A alínea a) do art. 218.°, ao mencionar o abandono do menor, tem o mesmo
alcance jurídico do art. 200.°, n.° 2, que se refere ao abandono do menor por parte dos
progenitores naturais.
A última parte da alínea a) foi acrescentada após a consulta popular a que se
procedeu antes de aprovação do Código de Família, e refere-se ao facto de o adotado
não ser objeto, por parte do adotante, de um tratamento compatível, nos seus diversos
aspetos, com aquele que deve ser prestado a um filho.
Pretendeu-se deste modo obviar a situações em que o menor adotado possa vir a
ser usado como mão-de-obra não remunerada, sobretudo em trabalhos domésticos ou
outros.
Tal disposição poderá ainda ser aplicada quando o adotante estabelecer com o
adotado um relacionamento sexual incompatível com as relações paterno-filiais.
A alínea b) prevê casos de extrema gravidade, como o de atentado contra a vida
ou grave atentado contra a honra, quer por parte do adotante quer por parte do adotado.
A alínea c) refere-se ao caso de surgir entre adotante e adotado
incompatibili¬dade irredutível de tal forma profunda e irremediável que deixe de ter
razão de ser a manutenção do vínculo da adoção. A lei exige que tal aconteça depois de
o adotado ter atingido a maioridade.
Têm legitimidade para pedir ao tribunal a revogação da sentença de adoção o
adotante ou o adotado (por si ou, sendo menor, por intermédio do seu representante
legal, do Ministério Público ou de qualquer herdeiro legitimário), quando sc verifique
atentado contra a vida ou grave atentado contra a honra do adotante ou do adotado.
Como já se apontou para o caso de revisão de sentença, a revogação pode operar-
se quando o tribunal o julgue conveniente, de acordo com as circunstâncias específicas
do caso e tendo em conta o interesse das partes.
A revogação da sentença de adoção só produz efeitos ex nunc, ou seja, a partir
do respetivo trânsito em julgado permanecendo válidos os efeitos anteriormente
produzidos.
Uma vez decretada a revisão ou a revogação da adoção, o art. 219.° do Código
de Família prevê que sejam tomadas medidas de proteção ao adotado menor.
Deverão ser ouvidos os progenitores naturais sobre o restabelecimento do
vínculo da filiação natural, nos termos da alínea a) deste art. 219.°.
Quando não for possível tal restabelecimento, deverá o tribunal enviar certidão
da sentença ao representante do Ministério Público junto do tribunal competente para a
instituição da tutela do menor — alínea b) do mesmo artigo.
Sem embargo destas medidas, o tribunal deverá sempre decidir provisoriamente
sobre a guarda e destino do menor, enquanto não houver quem assuma o exercício da
autoridade paternal.

[124] Normas de conflitos.


O Código Civil no seu art. 60.° manda em regra, aplicar à constituição da filiação
adotiva a lei pessoal do adotante.
No entanto tendo em vista a proteção dos direitos da criança, será a lei nacional
do adotado aplicável às condições legais para a constituição do vínculo de adoção por
parte do adotado.

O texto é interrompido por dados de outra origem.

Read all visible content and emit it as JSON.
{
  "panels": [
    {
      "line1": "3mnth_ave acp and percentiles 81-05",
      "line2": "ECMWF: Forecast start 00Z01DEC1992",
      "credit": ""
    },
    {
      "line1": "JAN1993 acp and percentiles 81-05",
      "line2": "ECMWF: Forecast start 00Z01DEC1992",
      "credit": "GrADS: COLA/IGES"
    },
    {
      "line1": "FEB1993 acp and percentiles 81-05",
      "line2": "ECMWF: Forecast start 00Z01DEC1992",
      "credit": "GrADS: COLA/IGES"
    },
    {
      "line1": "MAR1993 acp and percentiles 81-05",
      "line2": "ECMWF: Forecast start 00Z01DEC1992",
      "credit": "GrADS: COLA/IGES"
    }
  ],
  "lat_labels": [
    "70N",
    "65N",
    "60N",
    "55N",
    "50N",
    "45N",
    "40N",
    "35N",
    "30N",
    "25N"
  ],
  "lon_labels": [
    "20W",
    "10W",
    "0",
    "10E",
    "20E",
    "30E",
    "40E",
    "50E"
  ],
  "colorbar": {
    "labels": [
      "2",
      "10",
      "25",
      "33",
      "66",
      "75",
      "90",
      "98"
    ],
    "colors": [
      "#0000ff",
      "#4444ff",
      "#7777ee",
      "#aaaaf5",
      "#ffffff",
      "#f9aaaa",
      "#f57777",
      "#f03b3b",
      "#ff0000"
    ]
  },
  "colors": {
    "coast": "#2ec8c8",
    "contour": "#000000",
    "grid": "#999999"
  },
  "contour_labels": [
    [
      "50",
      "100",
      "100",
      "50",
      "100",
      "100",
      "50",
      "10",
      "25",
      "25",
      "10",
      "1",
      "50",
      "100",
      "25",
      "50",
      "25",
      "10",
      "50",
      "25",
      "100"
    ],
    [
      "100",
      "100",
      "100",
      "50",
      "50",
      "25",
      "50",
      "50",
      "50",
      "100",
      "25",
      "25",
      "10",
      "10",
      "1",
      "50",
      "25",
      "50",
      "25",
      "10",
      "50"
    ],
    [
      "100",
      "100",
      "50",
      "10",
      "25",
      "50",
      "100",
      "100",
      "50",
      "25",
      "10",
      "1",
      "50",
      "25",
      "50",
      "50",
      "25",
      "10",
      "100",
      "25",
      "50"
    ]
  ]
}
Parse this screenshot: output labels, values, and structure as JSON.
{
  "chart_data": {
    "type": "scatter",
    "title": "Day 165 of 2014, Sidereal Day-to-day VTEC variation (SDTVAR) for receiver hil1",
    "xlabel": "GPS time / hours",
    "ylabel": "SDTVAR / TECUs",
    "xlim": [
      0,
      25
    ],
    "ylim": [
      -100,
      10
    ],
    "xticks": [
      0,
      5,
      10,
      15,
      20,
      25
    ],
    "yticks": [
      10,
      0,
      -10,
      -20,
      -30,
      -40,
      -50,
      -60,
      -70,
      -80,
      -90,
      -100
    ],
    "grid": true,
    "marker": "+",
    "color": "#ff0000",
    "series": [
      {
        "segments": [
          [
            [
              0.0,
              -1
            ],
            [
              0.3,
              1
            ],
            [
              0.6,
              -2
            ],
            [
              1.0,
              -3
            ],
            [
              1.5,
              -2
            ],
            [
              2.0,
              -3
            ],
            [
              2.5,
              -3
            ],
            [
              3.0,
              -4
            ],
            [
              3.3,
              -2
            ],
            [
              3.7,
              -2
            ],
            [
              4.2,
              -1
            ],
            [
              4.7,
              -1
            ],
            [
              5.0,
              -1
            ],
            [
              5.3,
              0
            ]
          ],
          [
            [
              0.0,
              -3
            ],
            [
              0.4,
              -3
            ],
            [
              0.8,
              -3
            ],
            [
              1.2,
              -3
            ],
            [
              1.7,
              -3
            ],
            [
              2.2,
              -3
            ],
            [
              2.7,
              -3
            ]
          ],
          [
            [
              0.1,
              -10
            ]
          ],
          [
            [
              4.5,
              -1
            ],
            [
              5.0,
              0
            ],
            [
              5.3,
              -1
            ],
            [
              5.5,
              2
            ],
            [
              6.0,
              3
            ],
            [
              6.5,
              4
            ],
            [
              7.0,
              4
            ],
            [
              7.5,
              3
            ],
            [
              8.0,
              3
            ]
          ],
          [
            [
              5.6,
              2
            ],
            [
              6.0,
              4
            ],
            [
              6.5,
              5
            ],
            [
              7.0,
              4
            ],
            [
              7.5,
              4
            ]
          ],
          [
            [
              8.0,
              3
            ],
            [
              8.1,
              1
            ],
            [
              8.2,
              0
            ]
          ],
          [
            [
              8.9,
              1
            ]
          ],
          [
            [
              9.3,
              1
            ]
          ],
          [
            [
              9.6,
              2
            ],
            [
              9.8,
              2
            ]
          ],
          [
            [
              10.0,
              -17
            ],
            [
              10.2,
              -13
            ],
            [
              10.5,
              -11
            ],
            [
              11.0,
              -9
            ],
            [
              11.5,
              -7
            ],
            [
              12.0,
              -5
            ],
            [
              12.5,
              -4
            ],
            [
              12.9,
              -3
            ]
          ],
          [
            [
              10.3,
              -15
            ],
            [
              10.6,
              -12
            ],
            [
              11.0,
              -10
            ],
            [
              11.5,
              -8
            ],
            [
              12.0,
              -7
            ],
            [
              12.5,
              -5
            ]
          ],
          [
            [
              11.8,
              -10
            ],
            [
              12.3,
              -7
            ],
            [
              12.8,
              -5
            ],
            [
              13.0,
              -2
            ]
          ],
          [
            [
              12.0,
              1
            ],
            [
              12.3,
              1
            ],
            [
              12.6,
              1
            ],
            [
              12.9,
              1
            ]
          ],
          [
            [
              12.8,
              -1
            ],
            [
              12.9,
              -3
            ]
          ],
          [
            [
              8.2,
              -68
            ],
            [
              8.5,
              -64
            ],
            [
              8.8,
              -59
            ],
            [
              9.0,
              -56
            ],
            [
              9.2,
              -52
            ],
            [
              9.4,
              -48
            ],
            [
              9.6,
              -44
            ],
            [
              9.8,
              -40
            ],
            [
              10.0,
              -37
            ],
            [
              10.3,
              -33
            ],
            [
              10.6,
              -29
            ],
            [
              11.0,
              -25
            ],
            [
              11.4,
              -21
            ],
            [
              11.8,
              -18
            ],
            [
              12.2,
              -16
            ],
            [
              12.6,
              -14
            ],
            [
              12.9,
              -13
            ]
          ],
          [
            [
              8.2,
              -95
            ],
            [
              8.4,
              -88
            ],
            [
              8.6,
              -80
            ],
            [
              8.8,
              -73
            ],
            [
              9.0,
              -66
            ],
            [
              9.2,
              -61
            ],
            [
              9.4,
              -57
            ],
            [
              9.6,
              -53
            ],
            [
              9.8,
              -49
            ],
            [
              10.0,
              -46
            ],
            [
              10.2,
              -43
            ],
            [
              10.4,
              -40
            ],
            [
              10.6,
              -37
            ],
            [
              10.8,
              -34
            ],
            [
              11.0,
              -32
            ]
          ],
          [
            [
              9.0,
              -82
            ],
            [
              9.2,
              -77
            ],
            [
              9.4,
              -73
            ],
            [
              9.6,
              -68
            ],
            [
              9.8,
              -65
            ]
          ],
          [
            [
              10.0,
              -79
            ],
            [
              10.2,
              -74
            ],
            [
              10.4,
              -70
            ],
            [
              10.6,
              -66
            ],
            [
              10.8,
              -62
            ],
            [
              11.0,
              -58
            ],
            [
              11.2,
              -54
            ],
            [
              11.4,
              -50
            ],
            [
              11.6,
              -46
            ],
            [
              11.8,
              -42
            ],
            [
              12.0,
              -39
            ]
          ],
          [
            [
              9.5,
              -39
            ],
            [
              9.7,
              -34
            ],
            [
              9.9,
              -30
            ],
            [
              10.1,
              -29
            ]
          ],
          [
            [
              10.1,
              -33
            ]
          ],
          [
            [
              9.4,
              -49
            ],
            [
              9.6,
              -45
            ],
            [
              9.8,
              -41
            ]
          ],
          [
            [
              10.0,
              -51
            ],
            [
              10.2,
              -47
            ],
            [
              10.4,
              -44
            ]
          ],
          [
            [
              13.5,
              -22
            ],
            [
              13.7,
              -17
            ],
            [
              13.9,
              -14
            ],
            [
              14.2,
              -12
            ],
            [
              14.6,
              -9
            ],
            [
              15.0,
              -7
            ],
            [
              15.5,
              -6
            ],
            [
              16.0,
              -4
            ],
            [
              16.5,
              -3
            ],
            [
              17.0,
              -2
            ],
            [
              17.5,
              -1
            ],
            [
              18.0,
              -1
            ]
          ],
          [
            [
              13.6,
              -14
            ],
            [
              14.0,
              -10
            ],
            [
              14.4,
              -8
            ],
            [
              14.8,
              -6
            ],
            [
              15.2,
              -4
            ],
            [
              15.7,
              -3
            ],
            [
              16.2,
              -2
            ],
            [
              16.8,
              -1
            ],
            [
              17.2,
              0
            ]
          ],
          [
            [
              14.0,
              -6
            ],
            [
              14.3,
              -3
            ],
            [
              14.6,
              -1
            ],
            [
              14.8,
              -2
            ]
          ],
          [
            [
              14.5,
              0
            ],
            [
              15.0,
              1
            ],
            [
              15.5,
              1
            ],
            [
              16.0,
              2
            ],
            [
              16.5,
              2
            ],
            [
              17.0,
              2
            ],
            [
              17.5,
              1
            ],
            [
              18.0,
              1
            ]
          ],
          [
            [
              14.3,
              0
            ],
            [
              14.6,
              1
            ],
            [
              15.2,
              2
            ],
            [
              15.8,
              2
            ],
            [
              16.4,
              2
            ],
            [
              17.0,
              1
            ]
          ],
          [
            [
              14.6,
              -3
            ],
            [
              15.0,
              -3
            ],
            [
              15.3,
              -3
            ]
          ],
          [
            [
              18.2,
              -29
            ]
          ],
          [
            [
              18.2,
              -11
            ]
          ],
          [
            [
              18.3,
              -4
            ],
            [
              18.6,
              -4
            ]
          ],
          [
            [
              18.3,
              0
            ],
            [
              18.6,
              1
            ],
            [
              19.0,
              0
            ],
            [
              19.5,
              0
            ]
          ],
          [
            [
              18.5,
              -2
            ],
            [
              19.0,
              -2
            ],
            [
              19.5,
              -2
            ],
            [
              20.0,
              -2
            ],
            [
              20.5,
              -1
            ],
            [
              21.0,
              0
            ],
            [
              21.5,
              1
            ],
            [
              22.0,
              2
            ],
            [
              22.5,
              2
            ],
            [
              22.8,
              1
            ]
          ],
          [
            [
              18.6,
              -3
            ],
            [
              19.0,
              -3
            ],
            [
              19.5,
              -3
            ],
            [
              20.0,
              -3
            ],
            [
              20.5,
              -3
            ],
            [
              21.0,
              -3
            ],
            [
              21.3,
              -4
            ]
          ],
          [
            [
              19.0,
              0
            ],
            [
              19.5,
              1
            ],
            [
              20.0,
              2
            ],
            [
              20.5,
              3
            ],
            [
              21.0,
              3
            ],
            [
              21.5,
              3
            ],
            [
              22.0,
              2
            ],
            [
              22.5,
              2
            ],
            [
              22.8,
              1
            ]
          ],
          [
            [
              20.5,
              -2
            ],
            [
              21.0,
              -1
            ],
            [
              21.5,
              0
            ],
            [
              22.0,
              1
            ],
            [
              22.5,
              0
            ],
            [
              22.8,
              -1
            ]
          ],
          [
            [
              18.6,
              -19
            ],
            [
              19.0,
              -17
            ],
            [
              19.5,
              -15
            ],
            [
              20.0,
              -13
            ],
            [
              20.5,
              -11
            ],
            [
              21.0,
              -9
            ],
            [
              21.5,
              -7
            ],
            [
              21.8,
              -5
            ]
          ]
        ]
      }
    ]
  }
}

Será a lex fori aplicável ao processo de adoção que é, em regra, o do
domicílio do adotado no caso da adoção internacional.
São normas de ordem pública de cumprimento obrigatório.
Neste caso, em regra a sentença de adoção deve ser revista no país do adotante,
para aí produzir os efeitos legais.

CAPÍTULO 19/
A TUTELA

[125] Evolução do instituto da tutela e seu conteúdo.


A tutela é uma instituição de guarda que vem do direito romano. A tutela incide
sobre menores e outros incapazes, dando proteção à sua pessoa e aos seus bens. Por
direito natural é atribuída ao pai e à mãe a autoridade paternal para suprir a incapacidade
dos filhos menores. Mas circunstâncias há em que nenhum dos progenitores está em
condições de exercer essa autoridade. Daí que, através dos tempos, se tenha recorrido
ao instituto da tutela.
No direito feudal era o senhor da terra que exercia o poder de tutela sobre os
menores nascidos dos seus vassalos.
No século XIX, com o advento da burguesia, a tutela aparece como um meio
indispensável à conservação dos bens dentro da família, impedindo que, com a
alienação dos bens imobiliários, fosse enfraquecido o poder económico da família.
Então o conselho de família era chamado a intervir para salvaguardar os interesses
económicos das respetivas linhagens.
A partir daí e na mesma senda da proteção do interesse do menor, detentor de
património integrado na família, são criados institutos como 0 da administração legal
de bens sob controlo judiciário e o da curatela.
Este instituto visava em primeiro lugar a preservação do património familiar e
tinha uma finalidade em que predominava o interesse privado.
A curatela era um instituto que se aplicava quando era a mulher a detentora dos
bens, ou se tratava de menor púbere ou interdito por prodigalidade. Era também o caso
da mãe viúva e da mãe do filho nascido fora do casamento, que não tinham a
administração legal dos bens dos filhos, sem serem coadjuvadaspor um órgão de
controlo.
O Código Civil previa o instituto da administração de bens nos seus artigos
1967.° e seguintes, decalcado no instituto da tutela, atribuindo ao administrador dos
bens os mesmos direitos e deveres do tutor.
O direito tutelar é, em termos gerais, um direito de incapacidade.
Em alguns sistemas jurídicos o instituto da tutela, tal como o da curatela, é
alargado para situações em que um dos pais poderia exercer a autoridade paternal,
fazendo intervir o conselho de família e o tribunal no acompanhamento do
exercício dessa autoridade.
O Código de Família arredou por completo o instituto da tutela sempre que um
dos progenitores esteja em condições de exercer a autoridade paternal. Na verdade, ao
estudarmos este instituto, vimos que, em conformidade com o art. 147.° do Código de
Família, em caso de morte, ausência, incapacidade, ou impossibilidade de um dos pais,
cabe ao outro progenitor o exercício único da autoridade paternal.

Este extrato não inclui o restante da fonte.